As the train passed, many felt like hope and justice had been knocked down in an America already rocked by assassinations, the escalating war in Vietnam and urban uprisings at home.
“I was kind of in a blur, you know. It’s like losing a close member of the family” says Georgetown law professor Peter Edelman, who knew RFK and worked as one of his legislative aides in the Senate from 1964 until the end.
Edelman attended the funeral at St. Patrick’s Cathedral in New York City and rode the funeral train down to Washington.
“There were people of every race every background who maybe just out of respect to wave goodbye. But it was much more than that” he says. “You have a feeling in a personal way of immense infinite loss.”
Edelman says the sense of loss was especially hard for those who felt marginalized. “Particularly people of color, people who were farm workers. Young people. Their loss, if anything, was even more terrible,” Edelman says.
“As we went clickety clack down the tracks, mile by mile, seeing people in the thousands, told us what an enormous loss that was and also what a broad support there was for him.”
A show at San Francisco’s Museum of Modern Art captures the extraordinary power and resonance of that funeral train. “The Train: RFK’s Last Journey” chronicles through three distinct artistic lenses what some have said may have been one of the last times America felt truly united.
Some of Scott’s memories are part of one section called The People’s View. Dutch artist Rein Jelle Terpstra crowd-sourced and curated photographs and home movies made by the spectators themselves.
Scott came in a few days after the show opened to take it all in again.
“And as I sat down there was a lady who came up in a wheelchair with her husband standing behind her. And I motioned for them to put headphones on,” to hear the sounds and interviews.
They did. And the three of them watched and listened in silence.
“At the conclusion we took off our headphones and I was wiping tears. And so were they. The gentleman, her husband, looked at me and said, ‘You know, it’s been 50 years. And it still hurts.’ These are strangers but we are connected reflecting back on grief, reflecting back on a hope that was literally pulled out from under us.”
Teachers, parents and those who lived through it know it’s a challenge making that history and Kennedy’s larger life relevant for today’s teenagers.
“I pray that there’s something that they (students today) can glean from his legacy of fundamental decency, a sense of justice,” Scott says.
RFK High School of the Arts teacher Elizabeth Mora says Donald Trump’s presidency and the growing divide in the country has proven to be one large teachable moment.
She says she tries “to help them understand that these are fights that people have been fighting a very long time.” Mora has taught cultural geography and Advanced Placement government at the L.A. school for more than a decade.

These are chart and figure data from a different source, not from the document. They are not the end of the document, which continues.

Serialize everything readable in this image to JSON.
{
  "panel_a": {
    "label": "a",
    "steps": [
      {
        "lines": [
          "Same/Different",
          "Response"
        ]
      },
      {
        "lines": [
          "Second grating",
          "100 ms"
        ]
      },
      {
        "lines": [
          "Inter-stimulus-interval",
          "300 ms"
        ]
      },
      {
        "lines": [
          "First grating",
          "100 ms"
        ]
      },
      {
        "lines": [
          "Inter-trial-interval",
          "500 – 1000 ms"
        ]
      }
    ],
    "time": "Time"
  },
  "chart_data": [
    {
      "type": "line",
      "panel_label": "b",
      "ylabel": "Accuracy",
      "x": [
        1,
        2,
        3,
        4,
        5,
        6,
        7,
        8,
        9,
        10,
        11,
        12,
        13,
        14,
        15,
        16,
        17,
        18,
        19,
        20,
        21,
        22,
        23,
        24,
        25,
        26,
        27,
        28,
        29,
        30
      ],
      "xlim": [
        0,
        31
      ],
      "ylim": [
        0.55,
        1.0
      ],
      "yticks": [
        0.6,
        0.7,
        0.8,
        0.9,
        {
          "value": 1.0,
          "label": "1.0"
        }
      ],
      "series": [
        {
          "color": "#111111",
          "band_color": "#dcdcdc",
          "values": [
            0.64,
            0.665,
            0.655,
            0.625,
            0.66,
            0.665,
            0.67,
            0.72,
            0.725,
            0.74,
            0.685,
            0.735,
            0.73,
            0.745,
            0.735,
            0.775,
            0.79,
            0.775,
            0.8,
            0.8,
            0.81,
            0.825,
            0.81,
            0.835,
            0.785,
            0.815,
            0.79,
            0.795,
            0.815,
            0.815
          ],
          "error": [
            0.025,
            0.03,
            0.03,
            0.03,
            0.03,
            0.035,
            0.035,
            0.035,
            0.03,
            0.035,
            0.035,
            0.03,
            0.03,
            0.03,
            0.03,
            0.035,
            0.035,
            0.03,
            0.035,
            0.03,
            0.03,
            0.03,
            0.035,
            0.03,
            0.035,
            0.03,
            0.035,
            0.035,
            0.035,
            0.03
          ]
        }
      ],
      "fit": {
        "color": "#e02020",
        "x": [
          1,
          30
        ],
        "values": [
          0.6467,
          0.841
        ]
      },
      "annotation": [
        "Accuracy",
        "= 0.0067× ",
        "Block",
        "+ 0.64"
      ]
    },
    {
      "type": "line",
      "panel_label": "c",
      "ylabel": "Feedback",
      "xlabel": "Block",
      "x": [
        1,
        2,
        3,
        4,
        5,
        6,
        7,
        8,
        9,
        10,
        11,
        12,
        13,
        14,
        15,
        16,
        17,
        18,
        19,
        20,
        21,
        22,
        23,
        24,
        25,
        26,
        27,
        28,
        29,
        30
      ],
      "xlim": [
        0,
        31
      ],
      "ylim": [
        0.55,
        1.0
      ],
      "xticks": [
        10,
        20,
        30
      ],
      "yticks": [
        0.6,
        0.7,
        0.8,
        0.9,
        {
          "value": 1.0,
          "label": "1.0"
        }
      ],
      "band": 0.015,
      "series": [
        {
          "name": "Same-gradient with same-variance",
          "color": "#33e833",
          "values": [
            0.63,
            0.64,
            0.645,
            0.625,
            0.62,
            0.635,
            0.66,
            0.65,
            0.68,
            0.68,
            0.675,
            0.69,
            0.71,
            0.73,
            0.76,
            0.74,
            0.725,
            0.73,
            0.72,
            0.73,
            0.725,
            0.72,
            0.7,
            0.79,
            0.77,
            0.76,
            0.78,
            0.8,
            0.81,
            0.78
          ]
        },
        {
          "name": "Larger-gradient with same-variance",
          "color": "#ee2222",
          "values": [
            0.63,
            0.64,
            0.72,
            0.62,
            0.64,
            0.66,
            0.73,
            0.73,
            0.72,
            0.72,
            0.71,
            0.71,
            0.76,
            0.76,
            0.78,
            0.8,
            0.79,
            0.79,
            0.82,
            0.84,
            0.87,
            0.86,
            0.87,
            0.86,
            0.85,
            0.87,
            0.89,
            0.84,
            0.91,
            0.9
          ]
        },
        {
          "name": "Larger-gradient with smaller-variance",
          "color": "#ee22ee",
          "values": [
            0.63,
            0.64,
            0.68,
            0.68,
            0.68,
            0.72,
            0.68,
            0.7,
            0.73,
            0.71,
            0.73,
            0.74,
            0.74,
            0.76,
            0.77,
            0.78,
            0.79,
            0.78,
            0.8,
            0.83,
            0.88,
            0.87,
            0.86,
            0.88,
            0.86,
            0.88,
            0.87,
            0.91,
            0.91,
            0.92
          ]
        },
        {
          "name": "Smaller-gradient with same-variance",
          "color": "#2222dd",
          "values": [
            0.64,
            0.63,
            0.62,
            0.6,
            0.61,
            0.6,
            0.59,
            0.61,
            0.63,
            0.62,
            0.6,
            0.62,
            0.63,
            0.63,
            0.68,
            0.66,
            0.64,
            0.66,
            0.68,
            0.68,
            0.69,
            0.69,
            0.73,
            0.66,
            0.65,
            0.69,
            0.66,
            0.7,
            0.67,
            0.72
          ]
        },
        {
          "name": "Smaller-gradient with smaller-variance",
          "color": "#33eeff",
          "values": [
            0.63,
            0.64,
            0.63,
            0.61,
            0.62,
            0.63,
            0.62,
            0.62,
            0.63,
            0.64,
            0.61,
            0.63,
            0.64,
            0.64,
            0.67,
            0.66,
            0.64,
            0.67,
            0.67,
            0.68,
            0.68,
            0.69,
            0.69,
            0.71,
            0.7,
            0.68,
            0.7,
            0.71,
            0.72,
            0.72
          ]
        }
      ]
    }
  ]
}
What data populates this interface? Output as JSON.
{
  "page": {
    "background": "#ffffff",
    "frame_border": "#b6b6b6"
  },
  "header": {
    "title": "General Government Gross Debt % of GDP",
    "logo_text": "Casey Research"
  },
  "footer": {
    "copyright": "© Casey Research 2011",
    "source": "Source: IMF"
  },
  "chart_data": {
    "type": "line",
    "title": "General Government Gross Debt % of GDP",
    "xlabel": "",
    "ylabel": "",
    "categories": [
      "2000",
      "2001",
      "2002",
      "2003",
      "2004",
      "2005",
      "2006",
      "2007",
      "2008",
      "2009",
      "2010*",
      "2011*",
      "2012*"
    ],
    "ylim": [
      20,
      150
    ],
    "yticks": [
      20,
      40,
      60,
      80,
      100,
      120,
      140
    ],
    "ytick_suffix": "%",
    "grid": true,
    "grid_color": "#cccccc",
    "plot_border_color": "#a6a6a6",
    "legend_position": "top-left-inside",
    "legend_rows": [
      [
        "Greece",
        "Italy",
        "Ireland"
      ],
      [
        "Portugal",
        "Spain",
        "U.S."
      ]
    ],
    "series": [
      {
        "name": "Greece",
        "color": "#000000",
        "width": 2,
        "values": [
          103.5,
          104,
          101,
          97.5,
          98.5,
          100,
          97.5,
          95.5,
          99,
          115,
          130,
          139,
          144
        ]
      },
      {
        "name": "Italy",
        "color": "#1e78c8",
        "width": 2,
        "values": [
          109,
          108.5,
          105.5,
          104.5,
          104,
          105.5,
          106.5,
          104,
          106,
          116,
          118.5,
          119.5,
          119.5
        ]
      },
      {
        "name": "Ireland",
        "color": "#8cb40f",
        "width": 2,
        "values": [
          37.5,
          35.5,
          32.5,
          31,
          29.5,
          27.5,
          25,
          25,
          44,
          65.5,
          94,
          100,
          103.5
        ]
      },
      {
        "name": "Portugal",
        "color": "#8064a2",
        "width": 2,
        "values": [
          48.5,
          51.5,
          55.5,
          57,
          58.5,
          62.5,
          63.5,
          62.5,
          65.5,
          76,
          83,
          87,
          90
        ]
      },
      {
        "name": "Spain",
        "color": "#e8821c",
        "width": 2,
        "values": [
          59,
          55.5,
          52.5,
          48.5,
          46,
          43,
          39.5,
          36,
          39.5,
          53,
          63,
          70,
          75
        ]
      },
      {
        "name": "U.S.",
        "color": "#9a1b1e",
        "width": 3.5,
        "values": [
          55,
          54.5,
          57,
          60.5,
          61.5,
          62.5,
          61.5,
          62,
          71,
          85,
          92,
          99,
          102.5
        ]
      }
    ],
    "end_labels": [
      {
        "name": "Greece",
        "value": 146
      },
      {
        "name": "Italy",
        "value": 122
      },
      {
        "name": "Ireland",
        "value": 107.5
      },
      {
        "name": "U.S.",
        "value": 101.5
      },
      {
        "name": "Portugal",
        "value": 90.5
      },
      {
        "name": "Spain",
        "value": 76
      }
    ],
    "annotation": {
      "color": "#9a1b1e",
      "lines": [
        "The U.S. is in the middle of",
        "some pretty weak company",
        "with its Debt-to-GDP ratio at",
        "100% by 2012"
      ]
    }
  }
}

We’re talking in the school’s courtyard near a giant mural some 60 feet tall of a current student, a Mexican immigrant, with the words “I see you. I am you. We are one.”
Yet the current political climate and White House policies have proved to be challenging for many of her students, a majority of whom are Latino. Many are rattled, she says, about the Trump administration’s crackdown on illegal immigration; the practice of separating immigrant parents and children at the border; and the way the president sometimes talks about women and people of color.
“I had a student — still like chokes me up,” she says, her voice cracking. “She was just like ‘everything that he says was an attack on a different part of my identity,’ you know.”
It’s exactly that kind of challenge grounded in today that Mora loves about teaching here: to make Robert Kennedy spring back in spirit, to make him more than a ghost and a mural, “to kind of help our students find the agency in themselves to continue fighting for what they want in their communities: Equity. Social justice. Health,” Mora says, to help her students “to turn it into a society that we want.”